Bottleneck: Always go with Dense, I've tried both poolings and they result in streaks of color and poor detail. Using the 512 size has never let me down.
fc layer: overcranking this can do more harm than good. With autoencoder models, you generally don't want this to be more detailed than the encoder feeding it. I've noticed better results with a dimension of 8 and 1280 nodes than with a dimension of 12 or 16. On that note, making this deeper (increasing the depth over 1), is unnecessary, a waste of VRAM and, at least in my experience, did nothing to improve the results and may have made them worse.
fc_dropout: I hardly ever use this but the 1 time I did, it surprisingly sped up training massively (which seems counterintuitive).
Upsamplers: Since I was doing most of the training on a powerful GPU, I used subpixel for both upsamplers. I would say 512 is probably a decent amount of filters. I had this at 1280 but eventually dropped it to 512 and didn't notice any degradation in results.

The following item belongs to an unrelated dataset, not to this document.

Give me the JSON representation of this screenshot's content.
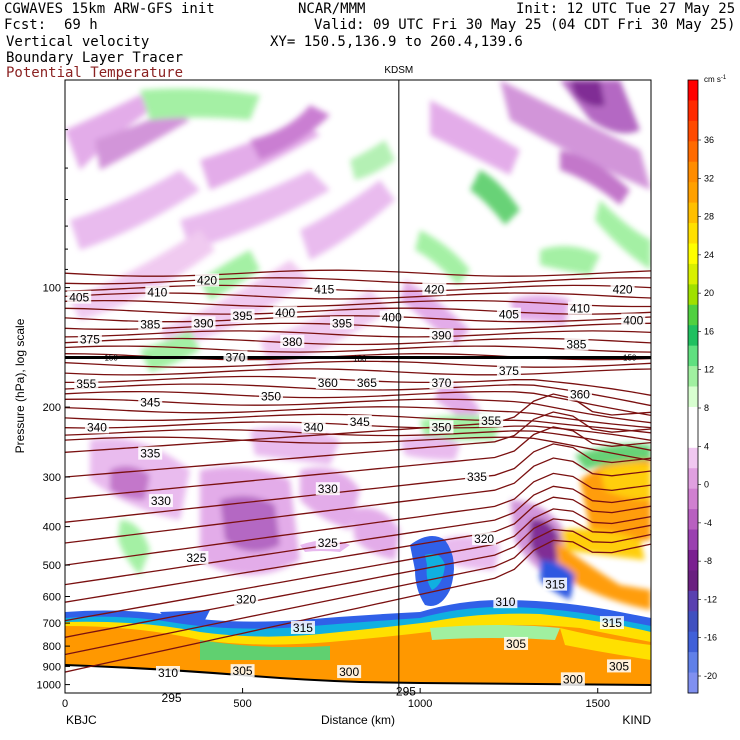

Decoders: Allocating more VRAM to these parameters will give you the most bang for your buck in terms of detail in the results. I noticed a huge increase in detail and quality by increasing both first and final amount of filters. If you run into VRAM issues, adjusting the slope of the filter curve (making it steeper) can save you Vram. Adding an additional residual block (or 2) also made a huge difference. I go with kernal size of 3 but have also used the default of 5 a few times and it's hard to say if it made much of a positive difference because other parameters were also changed.
Loss functions: :
As it says in the Training Guide, the choice you make here will have an outsized impact on your entire model. I've tried the all and a combination of MS_SSIM and MAE (L1) at 100% have produced the best results. The weird quirk with MS_SSIM is whenever I've tried to start a model using it, my model crashes (which I honestly can't explain. So I usually start with SSIM then swap it out for MS_SSIM after 1k iterations. I also add a 3rd loss function, ffl at either 25% or 50% and I think it has made a positive impact. I've tried the lpips as tertiary losses and it completely ruined everything with the moire pattern described in the settings. I get that in theory using one of those as a supplimentary loss is supposed to help but I have no idea of how much weight to give it.
Mixed Precission: :
Last but not least, Mixed Precision. You love it and you hate it. It does make a huge difference in training speed and VRAM but is the frequent culprit of NaNs. I did some research on Nvidia's website regarding this and I found the holy grail of hidden information that has cured me of the downside to using it. It all comes down to the Epsilon. Nvidia recommends increasing your epsilon by 1e-3 when training with Mixed Precision. So instead of the default 1e-07, I use 1e-04 and this has made the world of difference with 0 downside in terms of the models ability to learn and most importantly no more NaNs.
These are just a few things I've noticed after experimenting a bit through trial and error and these findings are by no means scientific and would never pass a peer review
I usually train until loss convergence and to around 600k - 800k iterations with a batch size of 8 and learning rate of 3e-05.